A while ago, we started work on a new homepage algorithm for Stack Overflow.
See phase 1 (with feedback), and motivations for some more detail.
We had gotten to a point where we were pretty happy with the unanswered questions in that algorithm, but the "interesting answered questions" weren't cutting it. Phase 2 is a new whack at that problem.
We're now mixing in a few explicitly interesting questions on https://stackoverflow.com/?tab=recommended&subtab=recent. I'd like some feedback on how we're doing.
You can tell a question has been denoted as "interesting" for you, because the question is a) answered, b) the answer has a score > 0, and c) the question has a score > 0.
Here's how it's working* now:
- Filter to recent quality questions
- Answered (has an answer with score > 0)
- Upvoted (effectively, score > 0)
- For each post, calculate how much of an outlier it is in the following metrics
- Question score / age
- Question score / length
- Question score / views
- ... and then the same three again, except for the answer
- Weight that outlier-ness by your tag preferences (explicit or inferred).
- Randomly choose from the weighted set of questions and mix them in.
A benefit of this approach is that it "tunes" to how active Stack Overflow is at that time.
Some examples of questions this algorithm has chosen for me (a mostly-C# developer) since it went live earlier today:
Why is a nested struct inside a generic class considered "managed"?
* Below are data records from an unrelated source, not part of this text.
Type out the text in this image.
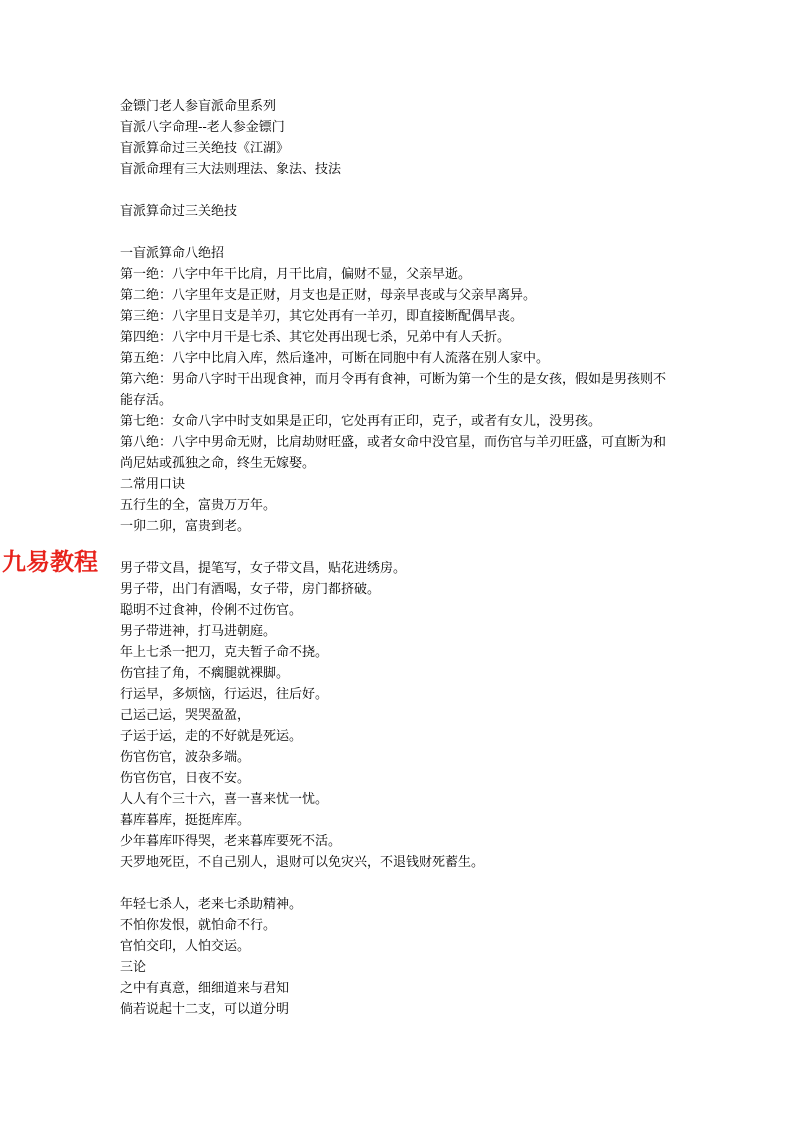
金镖门老人参盲派命里系列
盲派八字命理--老人参金镖门
盲派算命过三关绝技《江湖》
盲派命理有三大法则理法、象法、技法
盲派算命过三关绝技
一盲派算命八绝招
第一绝：八字中年干比肩，月干比肩，偏财不显，父亲早逝。
第二绝：八字里年支是正财，月支也是正财，母亲早丧或与父亲早离异。
第三绝：八字里日支是羊刃，其它处再有一羊刃，即直接断配偶早丧。
第四绝：八字中月干是七杀、其它处再出现七杀，兄弟中有人夭折。
第五绝：八字中比肩入库，然后逢冲，可断在同胞中有人流落在别人家中。
第六绝：男命八字时干出现食神，而月令再有食神，可断为第一个生的是女孩，假如是男孩则不能存活。
第七绝：女命八字中时支如果是正印，它处再有正印，克子，或者有女儿，没男孩。
第八绝：八字中男命无财，比肩劫财旺盛，或者女命中没官星，而伤官与羊刃旺盛，可直断为和尚尼姑或孤独之命，终生无嫁娶。
二常用口诀
五行生的全，富贵万万年。
一卯二卯，富贵到老。
男子带文昌，提笔写，女子带文昌，贴花进绣房。
男子带，出门有酒喝，女子带，房门都挤破。
聪明不过食神，伶俐不过伤官。
男子带进神，打马进朝庭。
年上七杀一把刀，克夫暂子命不挠。
伤官挂了角，不瘸腿就裸脚。
行运早，多烦恼，行运迟，往后好。
己运己运，哭哭盈盈，
子运于运，走的不好就是死运。
伤官伤官，波杂多端。
伤官伤官，日夜不安。
人人有个三十六，喜一喜来忧一忧。
暮库暮库，挺挺库库。
少年暮库吓得哭，老来暮库要死不活。
天罗地死臣，不自己别人，退财可以免灾兴，不退钱财死蓄生。
年轻七杀人，老来七杀助精神。
不怕你发恨，就怕命不行。
官怕交印，人怕交运。
三论
之中有真意，细细道来与君知
倘若说起十二支，可以道分明
九易教程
Boolean array initialization in C
What namespace will a class have if no namespace is defined
Entity FrameWork CodeFirst using context in Controller
Efficient BigInteger multiplication modulo n in Java
What is doing a good job for me (who mostly designed the algorithm) is basically the low bar. Now it's time to get some feedback. So, what do you think?
*Simplifying by omitting a lot of normalization here.